Durante vistoria técnica realizada nesta terça-feira (9), os sócios da Construtora Cidade, Roberto Santos e Raul Santos, afirmaram que ainda não está definido quem ficará responsável pela retirada dos escombros da ponte.
Segundo os empresários, a decisão dependerá de uma reunião com o Governo do Estado e o Deracre, além da conclusão das primeiras análises periciais sobre as causas do acidente.
“Nós vamos ter uma reunião com a governadora, com a pessoa do Deracre e nós vamos resolver internamente lá o que vai ser possível fazer. Não sei ainda se é a empresa que vai retirar, nós vamos conversar”, declarou Roberto Santos.
O empresário também lamentou que o primeiro contato com a atual gestão estadual esteja acontecendo em meio a uma tragédia.
“É uma situação ruim. Nós passamos por vários governadores aqui e vamos conversar no diálogo para ver o que vai acontecer”, acrescentou.
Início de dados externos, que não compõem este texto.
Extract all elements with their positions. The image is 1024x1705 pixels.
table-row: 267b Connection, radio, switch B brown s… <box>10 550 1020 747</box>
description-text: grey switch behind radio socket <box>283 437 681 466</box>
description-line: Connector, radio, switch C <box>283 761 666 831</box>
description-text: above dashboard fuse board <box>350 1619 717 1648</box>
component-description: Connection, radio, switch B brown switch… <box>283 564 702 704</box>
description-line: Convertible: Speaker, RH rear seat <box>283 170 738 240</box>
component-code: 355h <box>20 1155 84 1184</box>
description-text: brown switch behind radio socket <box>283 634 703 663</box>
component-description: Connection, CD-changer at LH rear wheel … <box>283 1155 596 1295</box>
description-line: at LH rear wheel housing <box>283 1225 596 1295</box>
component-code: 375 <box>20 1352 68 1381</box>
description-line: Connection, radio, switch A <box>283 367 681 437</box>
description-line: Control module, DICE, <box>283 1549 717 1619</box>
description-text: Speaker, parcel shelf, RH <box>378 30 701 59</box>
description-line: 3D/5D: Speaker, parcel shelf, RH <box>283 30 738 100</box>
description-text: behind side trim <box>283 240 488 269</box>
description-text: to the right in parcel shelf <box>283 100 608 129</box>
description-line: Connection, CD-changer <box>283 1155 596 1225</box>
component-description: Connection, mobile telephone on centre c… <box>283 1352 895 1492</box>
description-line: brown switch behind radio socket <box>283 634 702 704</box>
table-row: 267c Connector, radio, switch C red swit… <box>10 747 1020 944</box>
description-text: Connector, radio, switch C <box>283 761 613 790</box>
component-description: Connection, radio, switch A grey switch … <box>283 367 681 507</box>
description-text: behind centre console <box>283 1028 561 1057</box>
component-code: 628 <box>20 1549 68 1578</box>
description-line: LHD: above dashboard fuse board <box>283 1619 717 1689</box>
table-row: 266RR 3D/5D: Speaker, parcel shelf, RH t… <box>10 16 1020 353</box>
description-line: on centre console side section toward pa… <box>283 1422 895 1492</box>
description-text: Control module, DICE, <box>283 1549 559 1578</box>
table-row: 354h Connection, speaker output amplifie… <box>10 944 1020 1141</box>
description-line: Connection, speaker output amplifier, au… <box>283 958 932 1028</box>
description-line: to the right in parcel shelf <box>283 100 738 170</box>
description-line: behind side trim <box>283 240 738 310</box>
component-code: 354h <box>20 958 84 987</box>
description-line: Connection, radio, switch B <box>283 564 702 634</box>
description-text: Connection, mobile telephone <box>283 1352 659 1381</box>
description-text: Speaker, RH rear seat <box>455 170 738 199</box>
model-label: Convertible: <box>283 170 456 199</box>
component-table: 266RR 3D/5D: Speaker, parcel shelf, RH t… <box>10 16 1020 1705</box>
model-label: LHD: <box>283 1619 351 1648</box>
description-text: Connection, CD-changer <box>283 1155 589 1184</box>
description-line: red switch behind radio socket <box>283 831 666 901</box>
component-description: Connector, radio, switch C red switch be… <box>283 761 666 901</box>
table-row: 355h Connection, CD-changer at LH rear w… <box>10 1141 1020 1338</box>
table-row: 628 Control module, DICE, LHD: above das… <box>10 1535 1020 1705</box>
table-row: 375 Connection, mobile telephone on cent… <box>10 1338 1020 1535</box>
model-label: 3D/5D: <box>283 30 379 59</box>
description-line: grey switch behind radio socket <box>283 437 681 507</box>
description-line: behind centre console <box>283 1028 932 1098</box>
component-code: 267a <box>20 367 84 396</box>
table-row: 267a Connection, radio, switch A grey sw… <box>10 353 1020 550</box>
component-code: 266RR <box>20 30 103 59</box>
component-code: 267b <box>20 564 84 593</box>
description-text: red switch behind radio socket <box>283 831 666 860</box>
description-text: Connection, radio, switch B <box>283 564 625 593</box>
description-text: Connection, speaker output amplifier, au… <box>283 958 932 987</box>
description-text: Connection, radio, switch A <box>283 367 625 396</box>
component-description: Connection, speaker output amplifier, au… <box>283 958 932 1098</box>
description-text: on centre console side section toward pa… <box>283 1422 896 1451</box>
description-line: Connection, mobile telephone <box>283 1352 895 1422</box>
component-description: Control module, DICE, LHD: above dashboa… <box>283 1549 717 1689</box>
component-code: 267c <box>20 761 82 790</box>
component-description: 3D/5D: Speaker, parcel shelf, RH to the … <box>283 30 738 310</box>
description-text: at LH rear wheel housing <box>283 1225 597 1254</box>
Já o sócio Raul Santos destacou que a retirada imediata dos escombros depende também da preservação da área para investigação técnica do desabamento.
“Nós não sabemos ainda quem retira porque temos que determinar as causas do sinistro. Isso precisa ser levantado”, afirmou.
Apesar da indefinição, os representantes da construtora garantiram que existe interesse tanto da empresa quanto do Governo do Acre em liberar o Rio Iaco o mais rápido possível.
“É da nossa vontade e acredito que da vontade do governo também acelerar o máximo possível a retirada dos escombros”, concluiu Raul.
Desde o desabamento da ponte, o tráfego fluvial no trecho afetado segue comprometido, causando transtornos para moradores, embarcações e comunidades que dependem do Rio Iaco para deslocamento.